Liverpool and Tottenham Pursue Andreas Schjelderup Amid Transfer Market Dynamics
Liverpool and Tottenham are circling one of Norway’s brightest talents, with Benfica winger Andreas Schjelderup emerging as a live option in a market increasingly shaped by soaring prices and shrinking margins for error.
At Anfield, the rebuild out wide has already begun. Liverpool have beaten Newcastle United to Victor Munoz in a €40m (£34.5m) move, a decisive first step in reshaping an attack that has lost its most reliable weapon. Munoz arrives to push Cody Gakpo on the left, a position the Dutchman has often made his own.
But the gaps are obvious. Mohamed Salah has walked away on a free, leaving a hole in goals, assists and aura. Gakpo may also be asked to plug another one, with the Dutchman potentially needed through the middle to ease the load on Alexander Isak until Hugo Ekitike returns from an Achilles injury.
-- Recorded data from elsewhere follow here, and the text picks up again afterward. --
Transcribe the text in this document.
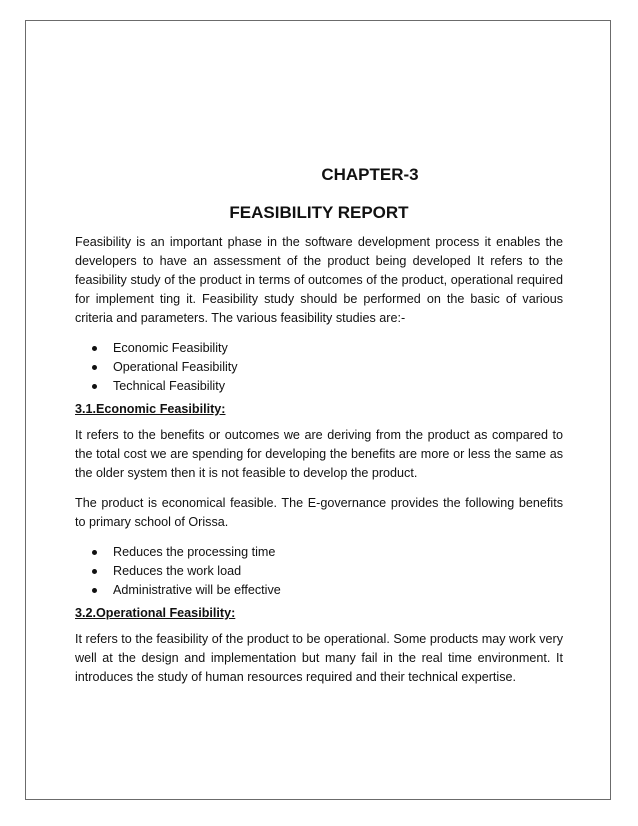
CHAPTER-3
FEASIBILITY REPORT

Feasibility is an important phase in the software development process it enables the developers to have an assessment of the product being developed It refers to the feasibility study of the product in terms of outcomes of the product, operational required for implement ting it. Feasibility study should be performed on the basic of various criteria and parameters. The various feasibility studies are:-

Economic Feasibility
Operational Feasibility
Technical Feasibility
3.1.Economic Feasibility:

It refers to the benefits or outcomes we are deriving from the product as compared to the total cost we are spending for developing the benefits are more or less the same as the older system then it is not feasible to develop the product.

The product is economical feasible. The E-governance provides the following benefits to primary school of Orissa.

Reduces the processing time
Reduces the work load
Administrative will be effective
3.2.Operational Feasibility:

It refers to the feasibility of the product to be operational. Some products may work very well at the design and implementation but many fail in the real time environment. It introduces the study of human resources required and their technical expertise.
So Liverpool keep looking.
Schjelderup on the radar
Into that picture steps Schjelderup, fresh from a World Cup campaign with Norway and a breakout season under Jose Mourinho at Benfica. According to Italian outlet Tuttomercatoweb, Liverpool are tracking the 22-year-old closely. Tottenham are, too.
They are not alone. Atletico Madrid, AC Milan and Como are also watching, aware that Schjelderup’s numbers and versatility fit the modern wide-forward profile. Ten goals and seven assists in 43 games last season, in a Benfica side that went unbeaten in the Primeira Liga yet somehow still finished without the trophy, have pushed his name up recruitment lists across Europe.
Benfica paid €14m to bring him in. That already looks like a bargain. Reports suggest his value has more than doubled, with an initial €30m (£26m) figure floated. But in Portugal, the bar is being set higher. Record report that Benfica will not even pick up the phone for less than €40m.
That has not deterred Spurs. The same outlet claims Tottenham have “burst” into the race, intensifying competition with Liverpool, a stance backed up by TMW. For a player who operates mainly off the left, inverting onto his stronger foot and driving at full-backs, the interest makes sense.
For Liverpool, though, there is a complication. Munoz has already strengthened that side of the pitch. Another left-sided specialist might not be the priority, no matter how high the ceiling.
Diomande remains the prize
Because the real obsession at Anfield is Yan Diomande.
Liverpool’s pursuit of the RB Leipzig winger has become one of the summer’s defining sagas. Talk on Thursday suggested the club had escalated their push, with claims of a second bid raised to €116m (£100m) after an opening €100m (£86m) offer was knocked back.
That story did not last long. Sky Germany’s Philipp Hinze moved quickly to shut it down, calling the reports “not true” and making it clear there has been no second offer yet. Inside Liverpool, the debate continues: whether to go back in, and how high to go if they do.
Figures of €116-120m (up to £104m) are being discussed. That kind of money would force Leipzig to think, test their resolve, and perhaps open the door to a sale. But even that might fall short.
On June 19, it emerged that Leipzig are holding out for a Bundesliga-record €148m (£128m). They want Diomande to stay at least one more year, to lead another title push and to keep the club’s negotiating position as strong as possible in a market where elite wide forwards are scarce.
Liverpool know the cost. They also know the upside. Diomande is equally dangerous on either flank, a two-sided threat who can switch wings mid-game and change the angles of attack instantly. In an evolving forward line, that flexibility is gold.
Compared to that, Schjelderup feels more like an opportunity than a plan. A talent worth monitoring, a player who could become available at the right price, but not the one around whom Liverpool are currently building their strategy.
Tottenham’s angle is different. With Ange Postecoglou reshaping his front line and constantly seeking aggressive, high-energy wide options, Schjelderup’s profile fits cleanly. For Spurs, a €40m fight with Benfica may be a stretch, but it is not out of the question.
For Liverpool, the calculation is harsher. Commit to the eye-watering fee Leipzig want for Diomande, or pivot to a more affordable, more positional-specific winger like Schjelderup and accept a different kind of rebuild.
The window will answer one question very clearly: how much is a truly elite, two-footed wide forward worth to a club that has just lost Mohamed Salah?